Arthur Leslie was kind enough to let me borrow the family scrapbook to help prepare this article. To read it is to remember how often in its short history our local Red Cross has been called upon to give emergency help: the gas line explosion in Malton (1968) that destroyed the Four Corners; the crash of Air Canada flight 189 at Toronto International Airport (1978); the Texaco tank fire in Clarkson the same year; the C.P.R. derailment (1979); the fire at Queensway Extendicare (1980). By then under Marg’s direction, the first blood donor clinics in Mississauga had been well established.
Without question, her biggest challenge was the C.P.R. derailment in 1979 and the subsequent evacuation-called the greatest peacetime evacuation in history. An editorial in The Mississauga News of the day reads: “Who was really in charge of the evacuation? The Mayor, the police chief or a grandmother? For countless local residents Margaret Leslie was by far the most important official during the entire crisis. She was Mississauga’s Red Cross Emergency Chairman, a position which left her with the responsibility for guiding the lives of 240,000 homeless people.”

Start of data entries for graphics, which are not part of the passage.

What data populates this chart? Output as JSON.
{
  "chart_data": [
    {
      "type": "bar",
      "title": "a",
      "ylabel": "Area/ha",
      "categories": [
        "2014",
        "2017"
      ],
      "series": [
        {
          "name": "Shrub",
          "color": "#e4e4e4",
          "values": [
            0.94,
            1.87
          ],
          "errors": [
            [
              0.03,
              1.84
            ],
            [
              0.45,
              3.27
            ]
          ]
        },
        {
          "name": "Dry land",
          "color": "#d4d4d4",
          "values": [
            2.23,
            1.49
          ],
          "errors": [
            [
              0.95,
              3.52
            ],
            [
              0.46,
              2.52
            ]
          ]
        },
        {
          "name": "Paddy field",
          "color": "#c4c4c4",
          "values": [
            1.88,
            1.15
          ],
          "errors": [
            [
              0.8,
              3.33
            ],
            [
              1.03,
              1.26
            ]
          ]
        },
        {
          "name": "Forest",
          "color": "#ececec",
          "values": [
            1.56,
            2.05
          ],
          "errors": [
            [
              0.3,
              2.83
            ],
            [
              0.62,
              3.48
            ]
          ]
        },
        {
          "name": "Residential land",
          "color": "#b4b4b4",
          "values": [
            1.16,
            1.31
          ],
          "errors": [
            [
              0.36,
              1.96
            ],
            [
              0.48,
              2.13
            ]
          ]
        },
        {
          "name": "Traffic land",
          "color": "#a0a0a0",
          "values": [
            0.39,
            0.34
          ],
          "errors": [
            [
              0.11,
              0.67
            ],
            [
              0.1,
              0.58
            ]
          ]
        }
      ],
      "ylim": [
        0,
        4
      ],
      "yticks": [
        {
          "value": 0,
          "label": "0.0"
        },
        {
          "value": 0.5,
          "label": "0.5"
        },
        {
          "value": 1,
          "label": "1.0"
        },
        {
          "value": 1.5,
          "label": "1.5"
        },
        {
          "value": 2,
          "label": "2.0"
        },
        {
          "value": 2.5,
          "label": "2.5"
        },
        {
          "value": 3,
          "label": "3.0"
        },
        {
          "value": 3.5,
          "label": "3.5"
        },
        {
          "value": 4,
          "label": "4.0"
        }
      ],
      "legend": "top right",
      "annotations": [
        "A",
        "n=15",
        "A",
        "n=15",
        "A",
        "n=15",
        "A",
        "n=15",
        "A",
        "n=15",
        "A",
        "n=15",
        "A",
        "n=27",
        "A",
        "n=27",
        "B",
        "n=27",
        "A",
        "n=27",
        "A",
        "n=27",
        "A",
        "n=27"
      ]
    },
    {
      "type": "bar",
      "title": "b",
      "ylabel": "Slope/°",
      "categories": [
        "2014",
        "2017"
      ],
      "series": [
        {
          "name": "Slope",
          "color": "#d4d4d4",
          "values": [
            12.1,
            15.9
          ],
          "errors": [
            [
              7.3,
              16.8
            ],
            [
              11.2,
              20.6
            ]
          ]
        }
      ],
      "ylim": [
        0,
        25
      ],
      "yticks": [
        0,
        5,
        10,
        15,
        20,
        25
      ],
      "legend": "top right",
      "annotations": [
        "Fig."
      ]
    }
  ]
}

Recognizing her efforts she was awarded the Gordon S. Shipp Award as Mississauga’s Citizen of The Year. Her portrait hangs in City Hall. In 1987 she was awarded the medal of the Order of the Red Cross, the society’s highest award.
In 1993 the Government of Canada awarded her the Commemorative Medal for the 125th anniversary of Confederation. The citation from the Governor-General reads in part, “The award is made to those persons who, like you, have made a significant contribution to Canada, to their community and to their fellow Canadians.”
A final tribute came in 1993 when the Canadian Red Cross created an award to recognize each year the most outstanding Junior Red Cross Volunteer. Appropriately, it was named the Marg Leslie Award.
Art and Margaret Leslie lived at 2074 Breezy Brae Drive raising their daughters Judy and Sharon. Marg was named Mississauga’s first Citizen of The Year on April 29, 1980 at a gala affair held at the Royal York Hotel in Toronto. The Honourable Pauline McGibbon, Ontario’s Lieutenant Governor, made the presentation.